The counter to this is that you can make more money in most jobs in a city like Shanghai than you can in a place like Chengdu. However, when you factor in the higher cost of living, that extra money, and more potentially, is getting eaten up each month just from your normal day to day activities and living expenses.
Negotiate Your Salary
Many teachers seem to think the stated salary in a job listing is non-negotiable. However, in China, negotiation is a regular aspect of life.
Any teacher who has spent time living in China has come to realize that their salaries are negotiable to some extent. If you’re already living in China legally and are in the process of looking for a new job, you’re most likely going to have an edge finding work than someone seeking a job from outside China. This is because it is typically easier to hire someone already based in China than bring a new hire from abroad. Consequently, you have some wiggle room to negotiate a higher salary as the cost of hiring someone already based in China will be lower.
Teachers based outside of China can negotiate higher pay, too. When applying for teaching positions from abroad, emphasize your teaching qualifications and experience. Present yourself professionally. Be agreeable and friendly. Finally, explain the benefits of hiring you. In China, relationships often trump any kind of result you might bring to the table, so avoid being overconfident and arrogant, and focus more on forging a long-term, stable relationship.
Don’t shy away from negotiation simply because it is unfamiliar to you. Many teachers in China successfully negotiate a higher salary each year while other teachers working in the same institution, sometimes having worked longer, don’t get paid more because they either feel intimidated or guilty to negotiate their salaries.
Negotiating your salary also gives you some insight into how much the company values what you have to offer. If you find an employer is unwilling to negotiate with you, consider other opportunities.

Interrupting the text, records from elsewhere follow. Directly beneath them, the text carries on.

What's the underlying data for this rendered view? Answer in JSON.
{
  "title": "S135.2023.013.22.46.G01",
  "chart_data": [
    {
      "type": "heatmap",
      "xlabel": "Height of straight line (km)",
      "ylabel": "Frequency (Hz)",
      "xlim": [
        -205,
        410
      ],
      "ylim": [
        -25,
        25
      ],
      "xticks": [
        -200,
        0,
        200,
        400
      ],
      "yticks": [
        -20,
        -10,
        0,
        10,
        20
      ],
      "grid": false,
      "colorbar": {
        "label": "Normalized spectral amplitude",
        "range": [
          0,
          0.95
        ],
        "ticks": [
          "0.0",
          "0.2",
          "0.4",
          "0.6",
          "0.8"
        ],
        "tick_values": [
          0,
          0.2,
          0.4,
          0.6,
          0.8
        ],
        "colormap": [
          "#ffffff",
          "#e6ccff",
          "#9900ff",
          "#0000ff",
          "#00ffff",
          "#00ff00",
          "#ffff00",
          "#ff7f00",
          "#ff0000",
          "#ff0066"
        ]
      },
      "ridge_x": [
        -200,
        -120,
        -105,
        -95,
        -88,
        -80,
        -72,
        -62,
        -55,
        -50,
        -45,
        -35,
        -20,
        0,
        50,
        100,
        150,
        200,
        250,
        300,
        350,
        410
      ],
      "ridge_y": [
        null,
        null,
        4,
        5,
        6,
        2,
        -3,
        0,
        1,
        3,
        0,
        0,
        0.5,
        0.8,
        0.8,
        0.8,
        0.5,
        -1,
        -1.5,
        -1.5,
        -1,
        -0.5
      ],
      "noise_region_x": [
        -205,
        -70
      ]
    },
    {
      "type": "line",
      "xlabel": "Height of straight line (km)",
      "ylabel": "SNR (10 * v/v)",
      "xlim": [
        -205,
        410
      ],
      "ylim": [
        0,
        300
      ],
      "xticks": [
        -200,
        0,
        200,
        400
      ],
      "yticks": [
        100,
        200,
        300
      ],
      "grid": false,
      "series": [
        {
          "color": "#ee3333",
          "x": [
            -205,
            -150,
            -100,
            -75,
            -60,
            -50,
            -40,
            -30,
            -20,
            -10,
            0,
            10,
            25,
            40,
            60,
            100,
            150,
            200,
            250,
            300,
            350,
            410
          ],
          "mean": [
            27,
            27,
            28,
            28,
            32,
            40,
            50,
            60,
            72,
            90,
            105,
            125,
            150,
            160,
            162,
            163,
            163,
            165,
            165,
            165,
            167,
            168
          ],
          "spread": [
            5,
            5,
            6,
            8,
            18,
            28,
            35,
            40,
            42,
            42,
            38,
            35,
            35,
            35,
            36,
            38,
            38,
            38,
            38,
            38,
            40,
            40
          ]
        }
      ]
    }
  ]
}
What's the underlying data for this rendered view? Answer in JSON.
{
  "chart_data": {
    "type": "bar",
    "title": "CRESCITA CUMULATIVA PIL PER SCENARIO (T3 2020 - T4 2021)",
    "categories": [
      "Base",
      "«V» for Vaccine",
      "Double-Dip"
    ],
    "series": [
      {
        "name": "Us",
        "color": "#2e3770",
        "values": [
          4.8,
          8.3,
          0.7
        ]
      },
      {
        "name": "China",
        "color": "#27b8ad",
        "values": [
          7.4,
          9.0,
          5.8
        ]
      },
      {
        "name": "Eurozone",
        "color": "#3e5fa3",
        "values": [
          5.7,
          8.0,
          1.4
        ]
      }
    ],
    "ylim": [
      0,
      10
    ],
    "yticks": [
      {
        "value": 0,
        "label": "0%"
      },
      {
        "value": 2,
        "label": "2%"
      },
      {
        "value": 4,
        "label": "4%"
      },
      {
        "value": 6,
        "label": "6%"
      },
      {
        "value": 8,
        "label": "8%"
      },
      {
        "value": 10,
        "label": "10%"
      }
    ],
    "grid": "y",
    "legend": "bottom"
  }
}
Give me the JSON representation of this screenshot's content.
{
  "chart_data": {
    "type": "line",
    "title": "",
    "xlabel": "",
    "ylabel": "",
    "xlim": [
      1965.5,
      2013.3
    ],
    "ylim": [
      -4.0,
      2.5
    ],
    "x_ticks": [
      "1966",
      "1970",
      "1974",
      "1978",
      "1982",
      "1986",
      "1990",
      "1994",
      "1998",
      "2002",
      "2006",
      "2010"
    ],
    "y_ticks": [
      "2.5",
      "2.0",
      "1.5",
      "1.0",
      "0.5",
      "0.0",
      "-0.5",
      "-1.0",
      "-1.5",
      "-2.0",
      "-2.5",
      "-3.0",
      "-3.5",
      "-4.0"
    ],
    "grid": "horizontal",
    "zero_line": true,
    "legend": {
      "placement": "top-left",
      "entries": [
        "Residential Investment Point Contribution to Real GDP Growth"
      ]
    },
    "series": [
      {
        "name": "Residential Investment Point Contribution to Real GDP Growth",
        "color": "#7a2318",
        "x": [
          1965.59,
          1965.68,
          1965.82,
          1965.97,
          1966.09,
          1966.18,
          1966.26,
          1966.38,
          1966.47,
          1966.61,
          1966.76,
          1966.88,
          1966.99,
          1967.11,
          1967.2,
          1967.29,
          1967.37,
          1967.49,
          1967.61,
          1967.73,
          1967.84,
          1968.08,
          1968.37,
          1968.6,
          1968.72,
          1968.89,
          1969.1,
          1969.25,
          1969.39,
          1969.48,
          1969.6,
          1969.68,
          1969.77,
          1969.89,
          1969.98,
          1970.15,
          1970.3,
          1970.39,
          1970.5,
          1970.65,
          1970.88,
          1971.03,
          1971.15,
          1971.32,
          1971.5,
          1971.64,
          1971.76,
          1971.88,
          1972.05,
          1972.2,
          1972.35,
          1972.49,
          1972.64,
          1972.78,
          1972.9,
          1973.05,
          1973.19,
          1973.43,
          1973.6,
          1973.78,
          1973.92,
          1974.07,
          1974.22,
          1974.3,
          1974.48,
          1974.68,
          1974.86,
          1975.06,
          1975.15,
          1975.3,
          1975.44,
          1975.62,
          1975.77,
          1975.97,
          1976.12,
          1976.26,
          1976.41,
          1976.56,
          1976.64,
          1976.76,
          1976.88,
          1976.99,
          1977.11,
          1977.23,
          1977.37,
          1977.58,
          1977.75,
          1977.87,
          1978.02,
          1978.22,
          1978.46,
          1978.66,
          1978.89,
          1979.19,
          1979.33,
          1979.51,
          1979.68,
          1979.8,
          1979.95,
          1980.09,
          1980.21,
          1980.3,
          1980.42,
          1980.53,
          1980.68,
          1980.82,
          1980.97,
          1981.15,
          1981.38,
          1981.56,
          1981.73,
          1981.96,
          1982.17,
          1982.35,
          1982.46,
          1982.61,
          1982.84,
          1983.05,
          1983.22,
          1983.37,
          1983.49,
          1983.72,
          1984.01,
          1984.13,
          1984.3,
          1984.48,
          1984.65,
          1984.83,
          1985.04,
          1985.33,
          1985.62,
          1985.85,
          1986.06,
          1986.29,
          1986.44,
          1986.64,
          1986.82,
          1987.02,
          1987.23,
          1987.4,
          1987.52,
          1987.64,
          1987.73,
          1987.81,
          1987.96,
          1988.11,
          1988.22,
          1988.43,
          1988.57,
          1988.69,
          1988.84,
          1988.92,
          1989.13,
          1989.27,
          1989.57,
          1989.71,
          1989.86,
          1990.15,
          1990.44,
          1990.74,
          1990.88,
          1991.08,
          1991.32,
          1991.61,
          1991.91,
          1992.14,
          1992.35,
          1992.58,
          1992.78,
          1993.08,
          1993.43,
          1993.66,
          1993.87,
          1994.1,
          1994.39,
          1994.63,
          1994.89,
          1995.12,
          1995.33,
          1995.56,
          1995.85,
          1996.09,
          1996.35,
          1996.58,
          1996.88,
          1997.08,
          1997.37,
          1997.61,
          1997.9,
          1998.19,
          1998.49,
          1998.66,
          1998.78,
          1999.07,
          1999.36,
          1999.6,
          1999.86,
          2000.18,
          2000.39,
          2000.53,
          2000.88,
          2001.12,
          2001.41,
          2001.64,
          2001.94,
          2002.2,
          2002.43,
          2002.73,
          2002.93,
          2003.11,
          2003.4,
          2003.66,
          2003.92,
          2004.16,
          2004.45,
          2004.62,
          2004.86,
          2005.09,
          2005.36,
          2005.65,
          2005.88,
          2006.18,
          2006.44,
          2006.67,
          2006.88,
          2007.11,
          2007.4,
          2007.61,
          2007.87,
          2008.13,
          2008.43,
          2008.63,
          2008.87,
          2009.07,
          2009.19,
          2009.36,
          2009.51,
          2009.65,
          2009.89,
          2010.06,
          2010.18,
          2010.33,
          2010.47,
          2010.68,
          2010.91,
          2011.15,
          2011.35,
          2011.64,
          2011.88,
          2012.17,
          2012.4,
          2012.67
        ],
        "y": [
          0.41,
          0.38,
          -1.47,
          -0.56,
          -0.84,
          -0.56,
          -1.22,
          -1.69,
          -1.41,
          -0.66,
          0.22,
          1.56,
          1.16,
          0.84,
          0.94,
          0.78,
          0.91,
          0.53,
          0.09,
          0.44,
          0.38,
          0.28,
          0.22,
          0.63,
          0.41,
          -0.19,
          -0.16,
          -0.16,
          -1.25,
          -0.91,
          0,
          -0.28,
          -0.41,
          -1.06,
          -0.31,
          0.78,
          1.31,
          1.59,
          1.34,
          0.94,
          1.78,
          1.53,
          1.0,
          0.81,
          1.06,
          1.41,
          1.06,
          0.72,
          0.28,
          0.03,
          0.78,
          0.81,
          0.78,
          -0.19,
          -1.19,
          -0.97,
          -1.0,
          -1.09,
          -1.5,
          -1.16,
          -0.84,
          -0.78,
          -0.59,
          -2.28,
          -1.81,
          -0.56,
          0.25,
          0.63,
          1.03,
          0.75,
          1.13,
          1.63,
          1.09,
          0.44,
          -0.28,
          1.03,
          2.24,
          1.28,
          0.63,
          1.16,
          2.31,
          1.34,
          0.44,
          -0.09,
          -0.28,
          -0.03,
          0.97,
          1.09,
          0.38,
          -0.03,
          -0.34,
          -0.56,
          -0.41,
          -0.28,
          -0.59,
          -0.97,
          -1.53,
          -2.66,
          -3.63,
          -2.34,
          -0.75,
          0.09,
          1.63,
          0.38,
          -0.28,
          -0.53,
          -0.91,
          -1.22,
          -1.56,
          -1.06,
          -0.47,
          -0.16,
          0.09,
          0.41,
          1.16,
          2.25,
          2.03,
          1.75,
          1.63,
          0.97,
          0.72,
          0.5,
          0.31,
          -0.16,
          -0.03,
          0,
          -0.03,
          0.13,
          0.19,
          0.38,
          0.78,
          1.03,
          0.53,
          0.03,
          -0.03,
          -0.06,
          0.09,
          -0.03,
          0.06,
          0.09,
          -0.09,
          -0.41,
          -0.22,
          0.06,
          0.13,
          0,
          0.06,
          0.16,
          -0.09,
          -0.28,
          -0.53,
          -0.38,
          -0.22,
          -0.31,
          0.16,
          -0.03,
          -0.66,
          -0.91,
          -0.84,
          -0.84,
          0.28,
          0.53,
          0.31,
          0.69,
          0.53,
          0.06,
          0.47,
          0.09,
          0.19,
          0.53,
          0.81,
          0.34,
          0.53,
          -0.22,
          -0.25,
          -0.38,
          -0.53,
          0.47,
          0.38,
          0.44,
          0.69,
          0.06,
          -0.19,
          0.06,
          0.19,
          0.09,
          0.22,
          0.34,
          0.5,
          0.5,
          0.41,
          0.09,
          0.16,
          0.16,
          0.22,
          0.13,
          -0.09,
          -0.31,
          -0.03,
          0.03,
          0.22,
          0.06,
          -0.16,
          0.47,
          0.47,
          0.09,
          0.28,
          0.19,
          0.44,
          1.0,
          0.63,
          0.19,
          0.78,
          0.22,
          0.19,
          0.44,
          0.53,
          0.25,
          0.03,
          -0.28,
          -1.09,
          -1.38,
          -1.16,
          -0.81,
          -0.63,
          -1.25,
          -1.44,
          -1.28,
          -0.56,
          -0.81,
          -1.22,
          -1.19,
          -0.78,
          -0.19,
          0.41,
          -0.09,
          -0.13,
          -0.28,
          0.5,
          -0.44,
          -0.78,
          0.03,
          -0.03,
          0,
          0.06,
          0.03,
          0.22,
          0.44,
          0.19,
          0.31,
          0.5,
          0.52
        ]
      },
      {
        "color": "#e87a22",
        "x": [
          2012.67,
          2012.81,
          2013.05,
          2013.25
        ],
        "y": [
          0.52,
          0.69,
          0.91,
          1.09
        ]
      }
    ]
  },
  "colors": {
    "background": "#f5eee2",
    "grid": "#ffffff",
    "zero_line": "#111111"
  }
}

Forbes has an excellent article on tips for negotiation in China.
Supplement Your Income
It isn’t uncommon for teachers abroad to supplement their incomes. Many teachers offer private lessons, while others venture into teaching online or freelance writing online. This extra income can quickly add up into significant savings.
But isn’t working an extra job illegal in China? Technically, yes. However, there are ways around this so you can supplement your income and do it legally. Let’s look at private lessons, for example. If you teach at a private language school (or training center, as they are commonly referred to in China), chances are your employer does not want you to teach private lessons, because you would in essence be competing with your employer. However, if you were to organize private lessons during non-peak hours, and thus bring in more students to your institution, you could negotiate with your employer to pay you a higher rate for private classes. Now, these classes would not technically be private, because your legal employer would paying you for them, and you would be teaching at your legal work premises.
If you choose to do freelance work, talk to an accountant in your country about how to set things up so you can earn that money legally.
Don’t be that person who simply resigns to saying they can’t make enough money teaching and nothing can be done to change the situation. In fact, many people who started as ESL teachers moved on to other careers or even set up their own thriving businesses.
If You Deserve More, Get More
If you’re good at what you do, provide immense value to others, and are committed to doing more to make more, you deserve more. Whether your goal is to save money, pay down a student loan, or gather funds for travel, set yourself a clear goal and explore your options for earning more as a teacher in China.